Однако лицо Изобел не изменилось. Дэвид понял, что ее упрямство не переломить.
— Тогда послушай меня, Изобел Вейтч. Глаза мои отныне открыты, и не будет мне успокоения, покуда не искореню зло в Вудили. Я разыщу и обличу всякого нечестивца, даже если им окажется кто-то из Приходского совета. Я направлю на него ярость Божью и длань закона человеческого. Я сорву покровы с порочных тайн Леса, пусть мне придется срубить деревья все до единого. Во имя Всевышнего буду я молотить этот приход почище, чем молотят пшеницу, я отделю зерна от плевел и предам плевелы сожжению. Задумайся над этим, Изобел Вейтч, и помни, тот, кто не со мной, тот против меня, и в день гнева Господнего
Женщина затряслась и закрыла глаза ладонью.
— Покушать вам принести? — пробормотала она.
— Не желаю вкушать пищу, покуда Господь не дарует мне ясность, — строго произнес он, и Изобел, привыкшая разговаривать с хозяином до последнего, поспешила прочь из комнаты, подобно отпущенной обвиняемой, опасающейся, что решение суда переменится.

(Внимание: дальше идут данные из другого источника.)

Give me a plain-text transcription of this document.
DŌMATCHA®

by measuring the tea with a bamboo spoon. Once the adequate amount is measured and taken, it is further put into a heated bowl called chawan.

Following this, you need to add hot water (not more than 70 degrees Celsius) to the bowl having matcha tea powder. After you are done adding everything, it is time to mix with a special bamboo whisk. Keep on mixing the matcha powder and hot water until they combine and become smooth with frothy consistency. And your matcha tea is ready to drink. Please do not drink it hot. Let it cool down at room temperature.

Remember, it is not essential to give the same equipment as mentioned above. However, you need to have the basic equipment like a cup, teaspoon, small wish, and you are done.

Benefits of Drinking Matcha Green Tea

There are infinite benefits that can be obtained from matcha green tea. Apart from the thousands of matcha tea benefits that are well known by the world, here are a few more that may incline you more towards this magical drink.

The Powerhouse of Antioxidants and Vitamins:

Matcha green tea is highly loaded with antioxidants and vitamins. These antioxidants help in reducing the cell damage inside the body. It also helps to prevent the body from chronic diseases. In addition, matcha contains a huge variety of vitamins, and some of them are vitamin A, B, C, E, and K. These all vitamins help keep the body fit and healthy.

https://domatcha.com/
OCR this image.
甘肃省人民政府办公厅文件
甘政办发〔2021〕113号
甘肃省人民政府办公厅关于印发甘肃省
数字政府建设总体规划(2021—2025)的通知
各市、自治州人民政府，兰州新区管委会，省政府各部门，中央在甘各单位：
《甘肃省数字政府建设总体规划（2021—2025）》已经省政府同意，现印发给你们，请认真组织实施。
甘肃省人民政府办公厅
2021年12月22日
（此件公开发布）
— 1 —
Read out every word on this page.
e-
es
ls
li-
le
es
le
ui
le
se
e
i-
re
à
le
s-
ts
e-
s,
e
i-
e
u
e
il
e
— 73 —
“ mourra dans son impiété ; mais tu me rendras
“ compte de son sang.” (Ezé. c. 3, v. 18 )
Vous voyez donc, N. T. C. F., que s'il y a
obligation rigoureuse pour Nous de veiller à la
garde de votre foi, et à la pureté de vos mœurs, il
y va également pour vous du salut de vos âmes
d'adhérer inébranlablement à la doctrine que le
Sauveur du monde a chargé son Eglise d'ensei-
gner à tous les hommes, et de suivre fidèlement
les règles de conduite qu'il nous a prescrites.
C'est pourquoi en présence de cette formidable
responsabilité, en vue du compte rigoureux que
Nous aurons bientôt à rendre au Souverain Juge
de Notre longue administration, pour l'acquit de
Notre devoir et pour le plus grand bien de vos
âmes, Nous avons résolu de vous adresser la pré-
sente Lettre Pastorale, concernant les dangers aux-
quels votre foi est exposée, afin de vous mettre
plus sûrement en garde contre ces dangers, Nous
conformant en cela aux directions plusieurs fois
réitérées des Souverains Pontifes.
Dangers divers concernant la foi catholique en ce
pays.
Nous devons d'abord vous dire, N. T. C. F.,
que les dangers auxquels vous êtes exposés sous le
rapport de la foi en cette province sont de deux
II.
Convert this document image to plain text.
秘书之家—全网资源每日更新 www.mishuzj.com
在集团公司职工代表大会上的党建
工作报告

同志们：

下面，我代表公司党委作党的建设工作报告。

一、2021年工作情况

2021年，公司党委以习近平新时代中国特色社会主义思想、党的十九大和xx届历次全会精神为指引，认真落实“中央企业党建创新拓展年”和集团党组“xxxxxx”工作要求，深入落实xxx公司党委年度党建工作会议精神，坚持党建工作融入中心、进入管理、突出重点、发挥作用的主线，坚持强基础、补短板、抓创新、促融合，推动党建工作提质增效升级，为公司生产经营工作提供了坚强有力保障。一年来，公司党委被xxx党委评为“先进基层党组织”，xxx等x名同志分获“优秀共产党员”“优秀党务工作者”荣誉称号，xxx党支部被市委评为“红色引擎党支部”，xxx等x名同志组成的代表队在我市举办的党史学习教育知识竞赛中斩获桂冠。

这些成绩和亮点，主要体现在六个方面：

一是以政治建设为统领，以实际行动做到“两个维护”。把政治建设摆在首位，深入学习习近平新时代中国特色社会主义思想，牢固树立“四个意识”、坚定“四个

Дэвид не спал всю ночь, а когда встал, тело ныло, но душа успокоилась: он обрел утешение, пусть и не смел признаться себе в этом. Теперь он понял, что делать. В приходе обитало зло, коему он объявил войну, и оно могло оказаться везде, ибо Дэвид не знал имен виновных. Это зло напоминало Лес, бесформенную тень, застящую сияние дня. Исчезли противоречивые чувства, угрызения совести. Что значат отвлеченные сомнения в политике Церкви в сравнении с происходящей на его глазах схваткой Бога и Велиала?.. Впервые за эти дни он свободно подумал о девушке под зеленой сенью чащи. Лощина, разделяющая сосняк и дубраву с орешником, превратилась для него в границу между тьмою и светом: первозданная невинность мира, сотворенного Богом, по одну сторону и нечистое логово порока по другую… И все же первая встреча с Катрин произошла под соснами. К его ужасу пред созданиями мрака добавилась горечь святотатства: то непристойное празднество, должно быть, заразило саму землю, по которой ступала ее нога.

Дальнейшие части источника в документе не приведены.